The long-running confrontation between the Kremlin and Alexei Navalny took a darker turn this week as Russia’s best-known opposition figure launched a hunger strike to demand proper medical attention and protest his prison treatment.
Now his allies are openly voicing fears that Russian President Vladimir Putin once again wants him dead.
Navalny, 44, barely survived a poisoning seven months ago with a military-grade nerve agent, an attack Western governments blamed on the Russian security services. Now he is serving a 2½-year sentence in a harsh penal colony east of Moscow, after returning to Russia in January from Germany, where he spent months convalescing from his poisoning ordeal.
The Kremlin denied any responsibility for Navalny’s poisoning, but his case has worsened Moscow’s already tense relations with the United States and the 27-nation European Union. It also triggered one of the broadest and most sustained outpourings of domestic anger yet against Putin, who has been in power for more than two decades.
But analysts say that despite a groundswell of street protests this year to demand Navalny’s freedom — with more such mass demonstrations potentially in the works — neither the West nor his supporters at home have much real leverage against the state machinery presided over by Putin.
Even so, Navalny appears to have gotten under the Russian leader’s skin in a way that few opponents have managed to do, daring to mock Putin personally and highlighting the issue of official corruption, a key driver of discontent. Support for Navalny also taps a youthful demographic that could be a harbinger of longer-term gains for his political movement.
Here is some background about Navalny and where the latest confrontation might lead.
— How serious is the danger to Navalny?
By all appearances, it is considerable. Supporters were alarmed when he was sent to a maximum-security facility known as Pokrov IK-2, about 60 miles east of Moscow, which is notorious for harsh conditions. This week, his Instagram account said he had been denied painkillers or access to a doctor to treat debilitating back and leg pain. He also told of sleep deprivation due to guards shining a light on his face every hour, ostensibly to ensure he had not escaped.
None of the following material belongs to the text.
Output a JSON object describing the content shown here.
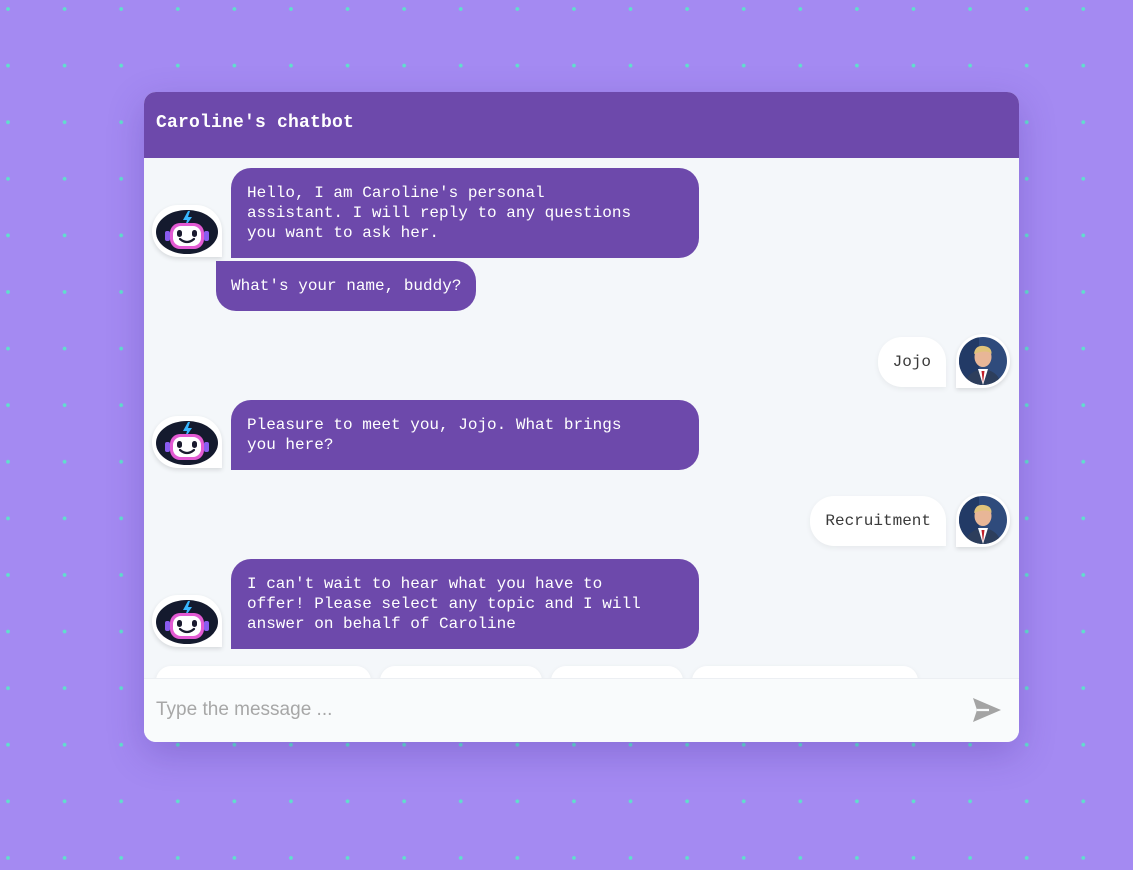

On Wednesday, the account maintained in his name by aides posted a handwritten letter from Navalny announcing the start of his hunger strike, in which he asked: “What else could I do?” A series of Twitter posts on Thursday said he had lost 18 pounds even before his hunger strike commenced.
Russian democracy activist Vladimir Kara-Murza, speaking at an online panel Wednesday organized by the Chicago Council on Global Affairs, cited a “grave, dangerous and deteriorating” situation for Navalny. American-born British businessman Bill Browder, who has championed legislation on sanctions against Russia, likened Navalny’s case to that of lawyer Sergei Magnitsky, who died in Russian prison in 2009. “Putin is trying to kill him in slow motion,” Browder wrote on Twitter this week.
The Kremlin has declined to comment on Navalny’s condition, and prison authorities say his treatment has been in accordance with the law.
— How is Putin playing this?
Analysts say the Russian leader runs a degree of political risk by allowing Navalny’s condition to deteriorate to the point that his life is endangered. If he were to die in custody, “there’s a danger of him becoming a martyr and delivering a boost to his supporters as well,” said Elina Treyger, a political scientist with the Rand Corp.
In launching his hunger strike, Navalny “just upped the ante,” she said. Anticipating the dangers he faced in custody, the activist previously told supporters that if anything happened to him while he was imprisoned, no one should believe any official claim that he killed himself.